Как-то, когда они опять сидели в саду tête-a-tête, зашел разговор о знаменитом романе Холдейна, единственном его произведении, принесшем ему признание у читателя, и Холдейн признался, что почти кончил новый.

– Я начал его только в мае, когда меня мучила бессонница. В голове у меня кишели одни скорпионы, как у Макбета, и, казалось, я сойду с ума, если не вызову перед собой на свет божий эти тени невидимого мира и не проанализирую их природу. Эта печальная книга о самой горькой иронии судьбы, и в лучшие дни английской литературы, во времена Скотта или Диккенса и Теккерея, у нее не было бы шанса быть прочитанной многими. Но мы, теперешние, все это изменили. Теперь пришла пора жестоких книг. Большинство из нас превратили свои перья в скальпели. Думаю, и моя достаточно сурова, чтобы прийтись по вкусу обществу.

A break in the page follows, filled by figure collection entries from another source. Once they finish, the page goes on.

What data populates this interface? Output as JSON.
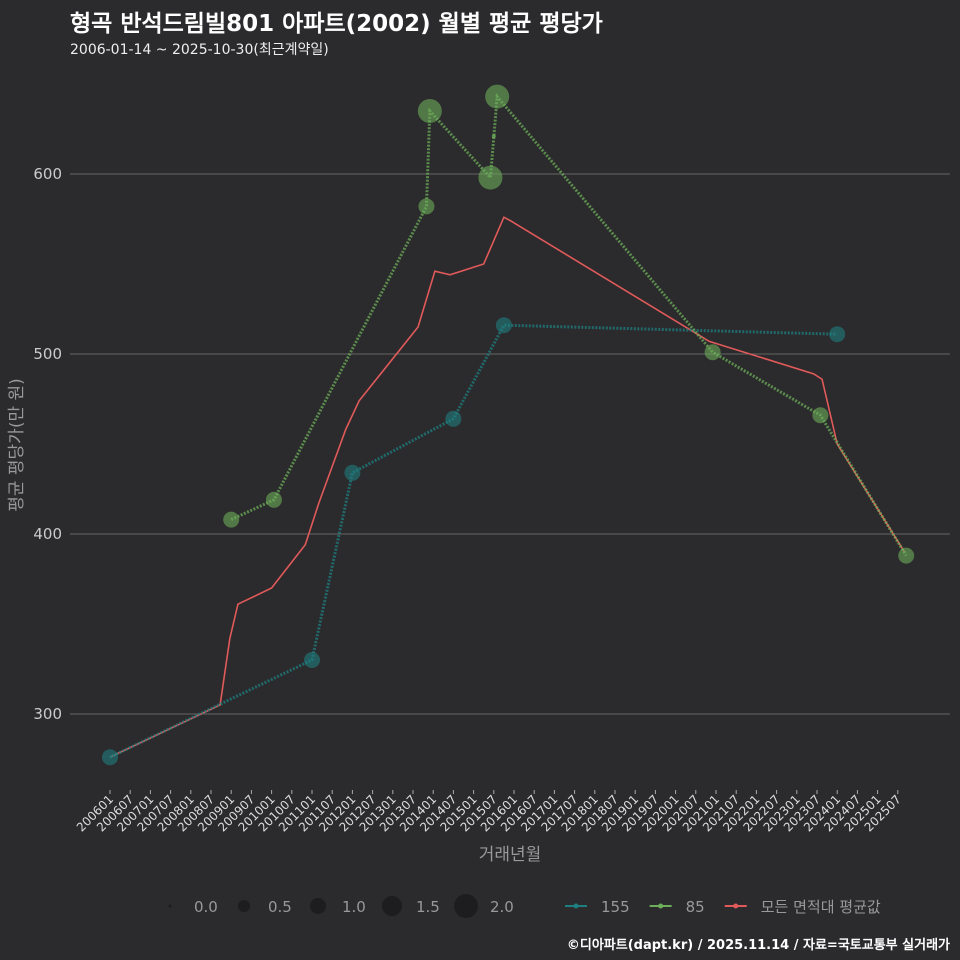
{
  "title": "형곡 반석드림빌801 아파트(2002) 월별 평균 평당가",
  "subtitle": "2006-01-14 ~ 2025-10-30(최근계약일)",
  "credit": "©디아파트(dapt.kr) / 2025.11.14 / 자료=국토교통부 실거래가",
  "chart_data": {
    "type": "line",
    "xlabel": "거래년월",
    "ylabel": "평균 평당가(만 원)",
    "ylim": [
      255,
      660
    ],
    "yticks": [
      300,
      400,
      500,
      600
    ],
    "grid": true,
    "x_unit": "months since 2006-01",
    "xticks": [
      "200601",
      "200607",
      "200701",
      "200707",
      "200801",
      "200807",
      "200901",
      "200907",
      "201001",
      "201007",
      "201101",
      "201107",
      "201201",
      "201207",
      "201301",
      "201307",
      "201401",
      "201407",
      "201501",
      "201507",
      "201601",
      "201607",
      "201701",
      "201707",
      "201801",
      "201807",
      "201901",
      "201907",
      "202001",
      "202007",
      "202101",
      "202107",
      "202201",
      "202207",
      "202301",
      "202307",
      "202401",
      "202407",
      "202501",
      "202507"
    ],
    "size_legend": {
      "title": "",
      "values": [
        0.0,
        0.5,
        1.0,
        1.5,
        2.0
      ]
    },
    "legend_placement": "bottom",
    "series": [
      {
        "name": "155",
        "color": "#1f7f80",
        "points": [
          [
            0,
            276,
            1
          ],
          [
            60,
            330,
            1
          ],
          [
            72,
            434,
            1
          ],
          [
            102,
            464,
            1
          ],
          [
            117,
            516,
            1
          ],
          [
            216,
            511,
            1
          ]
        ]
      },
      {
        "name": "85",
        "color": "#6cae5a",
        "points": [
          [
            36,
            408,
            1
          ],
          [
            48.7,
            419,
            1
          ],
          [
            94,
            582,
            1
          ],
          [
            95,
            635,
            2
          ],
          [
            113,
            598,
            2
          ],
          [
            115,
            643,
            2
          ],
          [
            179,
            501,
            1
          ],
          [
            211,
            466,
            1
          ],
          [
            236.5,
            388,
            1
          ]
        ],
        "extra_points": [
          [
            114,
            621,
            0
          ]
        ]
      },
      {
        "name": "모든 면적대 평균값",
        "color": "#e05a5a",
        "points": [
          [
            0,
            276
          ],
          [
            32.7,
            305
          ],
          [
            35.6,
            342
          ],
          [
            38,
            361
          ],
          [
            48,
            370
          ],
          [
            58,
            394
          ],
          [
            62,
            417
          ],
          [
            70,
            458
          ],
          [
            74,
            474
          ],
          [
            91.5,
            515
          ],
          [
            96.5,
            546
          ],
          [
            101,
            544
          ],
          [
            111,
            550
          ],
          [
            117,
            576
          ],
          [
            119,
            574
          ],
          [
            178,
            507
          ],
          [
            209,
            489
          ],
          [
            211.5,
            486
          ],
          [
            216,
            450
          ],
          [
            236,
            390
          ]
        ]
      }
    ]
  }
}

– Но в ней нет ничего, что затрагивало бы вашу или мою жизнь? – спросила с некоторой тревогой Грейс.

– Нет, нет, нет. И намека на это. Я писал роман в то время, когда пытался забыть вас, и тем более стремился забыть самого себя. И тени, о которых я говорю, не напоминают нас с вами ни в малейшей степени. Это неприятная книга, исследование людской низости и несчастий, которые ограниченные люди навлекают сами на себя, несчастий будничных, серых, словно пепел. И они все нарастают, углубляются и в конце концов приводят к кровавой развязке. Но там есть один лучик света, один действительно хороший человек, городской проповедник низкого происхождения, некрасивый, нигде не учившийся, но человек, много читавший, подобный Христу. Я бы сжег роман, если бы не он. Он пришел на помощь мне и моему роману, когда я погружался в бездну отчаяния.

– Вы так говорите, словно не вы его создатель, не вы творец романа, словно у вас не было власти над персонажами.

– У меня не было такой власти, Грейс. Они приходили ко мне, таинственные, как тени во сне, и это я был в их власти. Я не мог сам создавать их и не мог менять.